- Theatrical release poster
- Directed by: R Vijaykumar
- Starring: Manoj Devadas Veena Nair
- Cinematography: R S Saravanan Pillai
- Music by: Charles Melvin
- Release date: 5 December 2014;
- Country: India
- Language: Tamil

= Naangellam Edagoodum =

2014 Indian film by R Vijaykumar

Naangellam Edagoodum is a 2014 Indian Tamil-language action drama film directed by R Vijaykumar and starring Manoj Devadas and Veena Nair. The music was composed by newcomer Charles Melvin.

== Plot ==
A boxing coach becomes angry that all his students are rowdies.
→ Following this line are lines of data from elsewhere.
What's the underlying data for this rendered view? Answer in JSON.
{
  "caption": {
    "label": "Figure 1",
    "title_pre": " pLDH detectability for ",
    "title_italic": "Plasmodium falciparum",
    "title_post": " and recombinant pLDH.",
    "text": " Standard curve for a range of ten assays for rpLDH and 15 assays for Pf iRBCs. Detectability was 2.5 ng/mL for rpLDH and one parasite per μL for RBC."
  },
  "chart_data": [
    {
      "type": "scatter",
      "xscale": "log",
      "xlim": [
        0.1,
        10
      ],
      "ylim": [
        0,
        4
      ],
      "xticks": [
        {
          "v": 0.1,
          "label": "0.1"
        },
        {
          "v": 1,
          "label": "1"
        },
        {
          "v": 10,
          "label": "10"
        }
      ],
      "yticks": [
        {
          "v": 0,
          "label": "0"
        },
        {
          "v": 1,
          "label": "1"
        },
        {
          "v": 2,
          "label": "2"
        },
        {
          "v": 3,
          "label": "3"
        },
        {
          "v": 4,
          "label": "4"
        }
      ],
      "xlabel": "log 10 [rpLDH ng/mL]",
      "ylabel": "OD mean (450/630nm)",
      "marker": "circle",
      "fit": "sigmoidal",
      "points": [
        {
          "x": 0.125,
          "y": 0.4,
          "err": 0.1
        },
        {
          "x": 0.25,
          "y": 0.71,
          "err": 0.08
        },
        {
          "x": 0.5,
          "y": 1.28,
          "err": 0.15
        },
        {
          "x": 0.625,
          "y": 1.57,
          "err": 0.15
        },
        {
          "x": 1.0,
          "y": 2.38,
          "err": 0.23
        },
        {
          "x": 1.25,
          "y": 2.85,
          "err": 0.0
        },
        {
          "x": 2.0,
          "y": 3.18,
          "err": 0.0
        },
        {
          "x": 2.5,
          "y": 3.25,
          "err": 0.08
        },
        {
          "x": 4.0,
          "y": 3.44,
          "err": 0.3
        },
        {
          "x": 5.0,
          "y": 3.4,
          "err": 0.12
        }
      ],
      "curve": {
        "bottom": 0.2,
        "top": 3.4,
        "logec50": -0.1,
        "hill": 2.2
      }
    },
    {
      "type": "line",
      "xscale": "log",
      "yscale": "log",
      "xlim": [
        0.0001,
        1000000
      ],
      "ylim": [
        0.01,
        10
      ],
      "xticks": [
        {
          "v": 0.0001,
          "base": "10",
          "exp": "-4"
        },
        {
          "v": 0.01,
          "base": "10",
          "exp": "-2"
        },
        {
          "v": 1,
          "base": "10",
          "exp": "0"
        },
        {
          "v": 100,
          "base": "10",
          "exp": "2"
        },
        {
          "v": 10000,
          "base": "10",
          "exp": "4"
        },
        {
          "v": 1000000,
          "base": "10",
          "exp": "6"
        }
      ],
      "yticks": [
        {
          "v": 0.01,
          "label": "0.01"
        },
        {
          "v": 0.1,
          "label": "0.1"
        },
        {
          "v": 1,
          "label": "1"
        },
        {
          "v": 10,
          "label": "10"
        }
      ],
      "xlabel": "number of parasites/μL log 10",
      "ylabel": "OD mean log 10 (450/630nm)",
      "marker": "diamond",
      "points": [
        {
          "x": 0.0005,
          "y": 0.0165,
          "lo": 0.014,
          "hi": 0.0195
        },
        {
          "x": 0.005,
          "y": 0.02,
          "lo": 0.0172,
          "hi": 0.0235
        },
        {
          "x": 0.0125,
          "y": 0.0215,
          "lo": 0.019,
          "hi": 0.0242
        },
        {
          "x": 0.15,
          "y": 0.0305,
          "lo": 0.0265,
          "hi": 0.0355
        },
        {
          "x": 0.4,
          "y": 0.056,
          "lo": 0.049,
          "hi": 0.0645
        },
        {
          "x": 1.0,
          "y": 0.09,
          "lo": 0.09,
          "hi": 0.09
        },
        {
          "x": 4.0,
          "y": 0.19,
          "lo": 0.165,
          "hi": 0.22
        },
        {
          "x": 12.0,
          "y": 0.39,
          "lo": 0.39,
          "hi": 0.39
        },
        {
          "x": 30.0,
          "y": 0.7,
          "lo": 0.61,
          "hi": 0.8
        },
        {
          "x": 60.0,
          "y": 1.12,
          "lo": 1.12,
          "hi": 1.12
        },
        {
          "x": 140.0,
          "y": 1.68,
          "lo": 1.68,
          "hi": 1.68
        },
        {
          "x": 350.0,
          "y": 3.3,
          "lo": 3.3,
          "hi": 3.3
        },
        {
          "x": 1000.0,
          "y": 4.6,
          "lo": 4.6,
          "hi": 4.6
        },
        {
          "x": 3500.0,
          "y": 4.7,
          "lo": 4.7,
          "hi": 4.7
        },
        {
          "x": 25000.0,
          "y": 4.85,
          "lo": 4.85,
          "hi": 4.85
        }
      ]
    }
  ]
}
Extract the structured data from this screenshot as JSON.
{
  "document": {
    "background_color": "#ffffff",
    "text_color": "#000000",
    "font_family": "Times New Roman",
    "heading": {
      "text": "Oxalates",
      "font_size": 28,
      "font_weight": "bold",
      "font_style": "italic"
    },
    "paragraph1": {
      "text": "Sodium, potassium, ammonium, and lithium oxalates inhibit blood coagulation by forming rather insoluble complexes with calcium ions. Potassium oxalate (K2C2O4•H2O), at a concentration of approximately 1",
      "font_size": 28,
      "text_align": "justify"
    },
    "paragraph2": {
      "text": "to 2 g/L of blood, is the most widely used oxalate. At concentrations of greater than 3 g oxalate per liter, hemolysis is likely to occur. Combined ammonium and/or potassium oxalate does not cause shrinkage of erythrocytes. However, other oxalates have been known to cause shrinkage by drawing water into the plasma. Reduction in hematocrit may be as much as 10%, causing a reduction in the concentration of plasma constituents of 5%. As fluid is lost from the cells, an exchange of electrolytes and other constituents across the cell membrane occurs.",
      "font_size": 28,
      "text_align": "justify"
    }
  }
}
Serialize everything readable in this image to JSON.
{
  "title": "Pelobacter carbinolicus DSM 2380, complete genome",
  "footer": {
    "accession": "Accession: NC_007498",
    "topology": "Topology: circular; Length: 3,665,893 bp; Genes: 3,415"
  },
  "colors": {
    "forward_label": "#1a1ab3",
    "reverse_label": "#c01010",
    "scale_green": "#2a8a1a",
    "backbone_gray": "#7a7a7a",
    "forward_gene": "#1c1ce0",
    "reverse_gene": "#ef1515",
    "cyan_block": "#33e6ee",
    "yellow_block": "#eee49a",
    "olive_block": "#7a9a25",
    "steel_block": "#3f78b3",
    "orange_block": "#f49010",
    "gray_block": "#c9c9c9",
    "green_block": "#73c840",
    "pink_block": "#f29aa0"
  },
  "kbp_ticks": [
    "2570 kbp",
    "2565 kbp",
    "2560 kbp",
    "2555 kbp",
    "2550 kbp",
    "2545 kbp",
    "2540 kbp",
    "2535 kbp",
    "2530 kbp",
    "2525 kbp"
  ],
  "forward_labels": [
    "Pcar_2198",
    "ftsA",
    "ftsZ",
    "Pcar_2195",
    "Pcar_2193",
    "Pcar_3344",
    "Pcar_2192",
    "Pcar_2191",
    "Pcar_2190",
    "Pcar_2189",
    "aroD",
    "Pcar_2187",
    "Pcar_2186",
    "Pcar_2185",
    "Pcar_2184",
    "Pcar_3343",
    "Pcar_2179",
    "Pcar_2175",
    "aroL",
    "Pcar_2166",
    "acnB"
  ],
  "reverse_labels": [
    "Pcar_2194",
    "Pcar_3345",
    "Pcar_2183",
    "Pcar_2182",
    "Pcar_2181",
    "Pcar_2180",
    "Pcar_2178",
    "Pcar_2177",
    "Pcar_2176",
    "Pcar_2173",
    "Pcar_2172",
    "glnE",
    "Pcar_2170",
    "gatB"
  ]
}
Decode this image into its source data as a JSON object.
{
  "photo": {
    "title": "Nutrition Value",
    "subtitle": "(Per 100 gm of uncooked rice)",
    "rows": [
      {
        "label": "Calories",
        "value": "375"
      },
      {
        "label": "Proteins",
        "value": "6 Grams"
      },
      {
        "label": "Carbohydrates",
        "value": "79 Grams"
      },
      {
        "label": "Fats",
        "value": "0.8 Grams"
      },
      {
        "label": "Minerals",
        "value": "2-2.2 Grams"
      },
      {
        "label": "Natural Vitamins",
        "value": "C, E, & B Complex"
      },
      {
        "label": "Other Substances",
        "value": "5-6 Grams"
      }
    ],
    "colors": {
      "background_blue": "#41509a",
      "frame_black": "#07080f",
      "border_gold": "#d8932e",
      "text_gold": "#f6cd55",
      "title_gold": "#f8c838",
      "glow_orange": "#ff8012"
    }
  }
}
A needy group of new students ask if they can train under him.

== Cast ==
- Manoj Devadas as Maari
- Veena Nair as Maha
- Rajesh as Devaraj
- George Vijay Nelson as Mani
- Raghavan
- Senthil Kumar
- Vijayashankar
- Srinivasan
- Jackie
- Master Rohith
- Baby Kanishka

== Production ==
The film was shot in 47 days in Ennore and Thiruvottiyur.

==Reception==
A critic from The New Indian Express wrote that "Naangellam Edagoodam is at the most a passable fare". A critic from The Times of India wrote that " Naangellam Edagoodum could have been much more than what it eventually has turned out to be". A critic from Silverscreen India wrote that "The whole routine makes me feel like I am watching TV with a restless person switching channels all the time. Romance. Comedy. Action. Back to Romance".